Im Rahmen der Überprüfung der meldepflichtigen Informationen durch den Betreiber weist das BMF ausdrücklich darauf hin, dass, sofern ein EU-Mitgliedstaat oder die EU eine elektronische Schnittstelle zur Überprüfung einer Steuer-ID Nr. oder einer USt-ID Nr. (vgl. § 18 Abs. 1 S. 2 PStTG) kostenlos zur Verfügung stellt, diese vom meldenden Betreiber zu nutzen ist. Die aus der Umsatzsteuer bekannte MIAS-Abfrage, die die Gültigkeit der USt-ID Nr. bestätigt, ohne weitere Angaben zum Unternehmen zu machen, dürfte hingegen nur für die meldepflichtigen Plattformbetreiber von Interesse sein, die nach § 25e Abs. 1 UStG nicht zur vollumfänglichen Überprüfung verpflichtet sind (nach § 18 Nr. 2 und 3 UStG gilt dies gerade nicht für Lagerhalter und Betreiber elektronischer Schnittstellen).

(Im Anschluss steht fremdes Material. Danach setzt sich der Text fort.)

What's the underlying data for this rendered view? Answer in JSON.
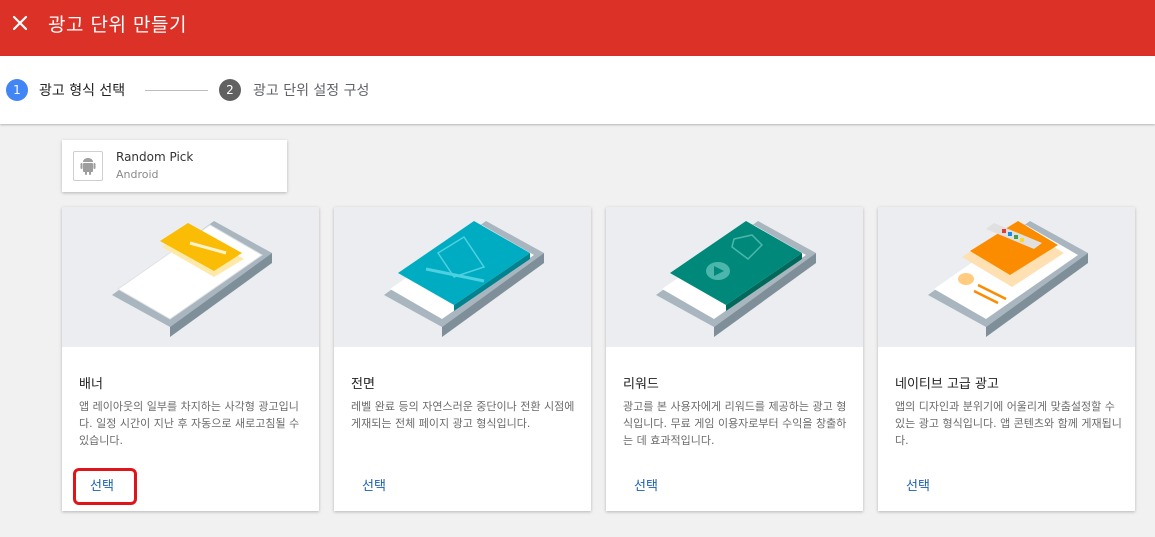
{
  "appbar": {
    "title": "광고 단위 만들기",
    "close_icon": "close-icon"
  },
  "stepper": {
    "steps": [
      {
        "number": "1",
        "label": "광고 형식 선택",
        "active": true
      },
      {
        "number": "2",
        "label": "광고 단위 설정 구성",
        "active": false
      }
    ]
  },
  "app": {
    "name": "Random Pick",
    "platform": "Android",
    "icon": "android-icon"
  },
  "cards": [
    {
      "title": "배너",
      "description": "앱 레이아웃의 일부를 차지하는 사각형 광고입니다. 일정 시간이 지난 후 자동으로 새로고침될 수 있습니다.",
      "button": "선택",
      "highlighted": true
    },
    {
      "title": "전면",
      "description": "레벨 완료 등의 자연스러운 중단이나 전환 시점에 게재되는 전체 페이지 광고 형식입니다.",
      "button": "선택"
    },
    {
      "title": "리워드",
      "description": "광고를 본 사용자에게 리워드를 제공하는 광고 형식입니다. 무료 게임 이용자로부터 수익을 창출하는 데 효과적입니다.",
      "button": "선택"
    },
    {
      "title": "네이티브 고급 광고",
      "description": "앱의 디자인과 분위기에 어울리게 맞춤설정할 수 있는 광고 형식입니다. 앱 콘텐츠와 함께 게재됩니다.",
      "button": "선택"
    }
  ],
  "colors": {
    "appbar": "#db3127",
    "step_active": "#4285f4",
    "link": "#1a5fb4",
    "highlight": "#e0151b"
  }
}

Wesentlich sind die Erläuterungen des BMF zu den rechtlichen Konsequenzen, in den Fällen, in denen der Betreiber Informationen an das BZSt gemeldet hat, die nach dem PStTG nicht gemeldet werden mussten (beispielsweise Informationen zu freigestellten Anbietern). Das BMF stellt klar, dass es sich bei diesen Meldungen um unrichtige Meldungen handelt, die unverzüglich nach dem Zeitpunkt der Kenntniserlangung durch den Betreiber zu korrigieren sind. Werden Meldungen leichtfertig nicht richtig gemacht oder nicht, nicht richtig, nicht vollständig oder nicht rechtzeitig korrigiert, liegt eine bußgeldbewehrte Ordnungswidrigkeit vor. Eine solche Geldbuße kann bis zu 30.000 EUR betragen. Meldepflichtige Plattformbetreiber sollten daher bei Abgabe der Meldungen darauf achten, dass keine „Zuviel-“ aber auch keine „Zuwenig“- Meldung erfolgt.

Anmerkung

Das BMF-Schreiben ist insbesondere durch die zahlreichen Verlinkungen praxisnah ausgerichtet und beantwortet viele Fragen, die sich nach dem Inkrafttreten des Gesetzes gestellt haben. Beispielsweise wissen betroffene Plattformbetreiber nunmehr, dass sie entsprechende Informationen zu qualifizierten Drittstaaten unter den angegebenen Links des BMF-Schreibens abrufen können.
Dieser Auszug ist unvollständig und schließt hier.